PubMed | Kyoto University and Nishikobe Medical Center
Type: Journal Article | Journal: Clinical cancer research : an official journal of the American Association for Cancer Research | Year: 2015
Keratin 19 (K19) is a known marker of poor prognosis and invasion in human hepatocellular carcinoma (HCC). However, the relationship between K19 and cancer stem cells (CSCs) is unclear. Here, we determined whether K19 can be used as a new CSC marker and therapeutic target in HCC.HCC cell lines were transfected with a K19 promoter-driven enhanced green fluorescence protein gene.

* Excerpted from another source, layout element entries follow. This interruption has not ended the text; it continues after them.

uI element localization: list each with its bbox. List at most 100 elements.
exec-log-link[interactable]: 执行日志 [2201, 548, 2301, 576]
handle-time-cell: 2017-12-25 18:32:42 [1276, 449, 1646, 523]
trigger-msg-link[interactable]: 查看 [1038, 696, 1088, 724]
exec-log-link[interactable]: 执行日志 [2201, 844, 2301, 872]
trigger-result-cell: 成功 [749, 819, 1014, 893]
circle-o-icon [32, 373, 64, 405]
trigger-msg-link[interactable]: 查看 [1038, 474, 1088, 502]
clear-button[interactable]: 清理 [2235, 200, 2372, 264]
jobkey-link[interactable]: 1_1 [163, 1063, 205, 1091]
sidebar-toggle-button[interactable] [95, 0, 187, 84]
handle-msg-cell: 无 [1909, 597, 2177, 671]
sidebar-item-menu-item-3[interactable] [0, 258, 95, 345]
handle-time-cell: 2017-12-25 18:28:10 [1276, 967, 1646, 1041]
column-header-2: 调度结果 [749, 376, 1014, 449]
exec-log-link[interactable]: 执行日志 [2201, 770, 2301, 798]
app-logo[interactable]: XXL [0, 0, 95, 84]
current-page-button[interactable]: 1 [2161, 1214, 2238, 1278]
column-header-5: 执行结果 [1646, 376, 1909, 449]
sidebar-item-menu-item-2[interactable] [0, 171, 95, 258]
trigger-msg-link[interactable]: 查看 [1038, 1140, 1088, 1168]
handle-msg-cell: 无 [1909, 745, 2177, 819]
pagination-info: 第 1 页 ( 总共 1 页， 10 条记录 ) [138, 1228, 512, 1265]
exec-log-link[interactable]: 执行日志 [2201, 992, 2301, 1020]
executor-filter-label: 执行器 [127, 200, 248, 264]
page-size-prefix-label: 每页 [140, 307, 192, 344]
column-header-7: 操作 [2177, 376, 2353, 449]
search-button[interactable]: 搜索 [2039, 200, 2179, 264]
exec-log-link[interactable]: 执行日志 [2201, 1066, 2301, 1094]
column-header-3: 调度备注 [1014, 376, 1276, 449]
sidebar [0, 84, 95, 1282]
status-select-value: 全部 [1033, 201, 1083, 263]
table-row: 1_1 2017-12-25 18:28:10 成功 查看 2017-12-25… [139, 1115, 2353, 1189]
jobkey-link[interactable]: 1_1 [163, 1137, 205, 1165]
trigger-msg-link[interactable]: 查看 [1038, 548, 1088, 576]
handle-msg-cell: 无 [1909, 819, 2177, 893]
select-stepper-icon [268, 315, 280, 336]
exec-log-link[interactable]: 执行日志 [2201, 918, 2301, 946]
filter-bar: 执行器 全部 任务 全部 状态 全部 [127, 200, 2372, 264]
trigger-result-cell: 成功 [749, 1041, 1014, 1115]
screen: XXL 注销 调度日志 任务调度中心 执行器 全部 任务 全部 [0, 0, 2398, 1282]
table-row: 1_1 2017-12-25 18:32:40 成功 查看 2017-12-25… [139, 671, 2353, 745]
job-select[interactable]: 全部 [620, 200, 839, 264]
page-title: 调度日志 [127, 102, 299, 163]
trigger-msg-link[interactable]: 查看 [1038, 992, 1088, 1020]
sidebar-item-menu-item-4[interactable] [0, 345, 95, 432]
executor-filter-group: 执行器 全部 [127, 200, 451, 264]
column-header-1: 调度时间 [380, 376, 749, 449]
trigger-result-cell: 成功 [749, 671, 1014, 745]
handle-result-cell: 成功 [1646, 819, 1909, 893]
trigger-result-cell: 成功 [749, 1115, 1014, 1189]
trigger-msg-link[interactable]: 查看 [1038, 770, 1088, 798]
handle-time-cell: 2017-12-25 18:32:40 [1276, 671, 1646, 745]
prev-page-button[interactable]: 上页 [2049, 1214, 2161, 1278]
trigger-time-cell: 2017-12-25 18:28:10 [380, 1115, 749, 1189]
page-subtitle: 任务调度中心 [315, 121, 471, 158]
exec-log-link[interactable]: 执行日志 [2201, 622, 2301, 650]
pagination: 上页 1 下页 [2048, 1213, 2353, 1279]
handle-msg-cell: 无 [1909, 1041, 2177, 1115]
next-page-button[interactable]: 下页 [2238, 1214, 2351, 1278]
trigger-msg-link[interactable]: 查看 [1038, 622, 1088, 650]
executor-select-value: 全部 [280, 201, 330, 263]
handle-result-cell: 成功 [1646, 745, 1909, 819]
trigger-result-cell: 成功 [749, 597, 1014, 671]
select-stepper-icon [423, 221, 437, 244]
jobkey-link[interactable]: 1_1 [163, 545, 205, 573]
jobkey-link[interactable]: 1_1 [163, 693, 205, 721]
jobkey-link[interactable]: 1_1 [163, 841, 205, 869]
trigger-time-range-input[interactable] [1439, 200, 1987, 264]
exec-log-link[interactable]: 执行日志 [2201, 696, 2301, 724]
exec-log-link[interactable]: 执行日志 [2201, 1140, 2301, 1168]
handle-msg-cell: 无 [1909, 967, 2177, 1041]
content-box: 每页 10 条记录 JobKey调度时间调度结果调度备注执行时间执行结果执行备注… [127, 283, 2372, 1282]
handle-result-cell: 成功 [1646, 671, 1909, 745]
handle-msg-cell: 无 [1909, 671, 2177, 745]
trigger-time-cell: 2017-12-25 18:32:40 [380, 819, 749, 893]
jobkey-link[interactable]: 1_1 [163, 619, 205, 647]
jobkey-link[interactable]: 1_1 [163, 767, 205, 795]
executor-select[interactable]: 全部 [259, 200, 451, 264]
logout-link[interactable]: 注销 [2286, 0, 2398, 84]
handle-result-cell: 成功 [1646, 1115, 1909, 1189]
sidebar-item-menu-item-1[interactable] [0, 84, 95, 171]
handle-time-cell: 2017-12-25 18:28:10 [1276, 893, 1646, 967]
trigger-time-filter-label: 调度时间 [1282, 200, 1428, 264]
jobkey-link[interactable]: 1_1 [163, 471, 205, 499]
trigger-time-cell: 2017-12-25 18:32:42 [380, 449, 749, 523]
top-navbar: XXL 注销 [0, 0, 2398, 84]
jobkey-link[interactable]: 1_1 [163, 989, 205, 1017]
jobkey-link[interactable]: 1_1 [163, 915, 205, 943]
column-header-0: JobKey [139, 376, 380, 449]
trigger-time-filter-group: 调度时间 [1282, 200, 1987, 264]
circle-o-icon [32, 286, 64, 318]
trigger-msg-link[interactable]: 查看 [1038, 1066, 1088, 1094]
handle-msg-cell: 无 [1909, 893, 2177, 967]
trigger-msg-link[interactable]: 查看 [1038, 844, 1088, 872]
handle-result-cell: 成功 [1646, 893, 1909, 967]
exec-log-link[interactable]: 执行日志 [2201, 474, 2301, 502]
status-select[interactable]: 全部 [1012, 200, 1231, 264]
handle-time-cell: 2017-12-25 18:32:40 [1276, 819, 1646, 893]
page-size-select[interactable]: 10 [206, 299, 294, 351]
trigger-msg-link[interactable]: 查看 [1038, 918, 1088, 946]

CSC characteristics, epithelial-mesenchymal transition (EMT), and TGFb/Smad signaling were examined in FACS-isolated K19(+)/K19(-) cells. K19 and TGFb receptor 1 (TGFbR1) expression in 166 consecutive human HCC surgical specimens was examined immunohistochemically.FACS-isolated single K19(+) cells showed self-renewal and differentiation into K19(-) cells, whereas single K19(-) cells did not produce K19(+) cells. K19(+) cells displayed high proliferation capacity and 5-fluorouracil resistance in vitro. Xenotransplantation into immunodeficient mice revealed that K19(+) cells reproduced, differentiated into K19(-) cells, and generated large tumors at a high frequency in vivo. K19(+) cells were found to be involved in EMT and the activation of TGFb/Smad signaling, and these properties were suppressed by K19 knockdown or treatment with a TGFbR1 inhibitor. The TGFbR1 inhibitor also showed high therapeutic effect against K19(+) tumor in the mouse xenograft model. Immunohistochemistry of HCC specimens showed that compared with K19(-) patients, K19(+) patients had significantly poorer recurrence-free survival and higher tumor TGFbR1 expression.K19 is a new CSC marker associated with EMT and TGFb/Smad signaling, and it would thus be a good therapeutic target for TGFbR1 inhibition.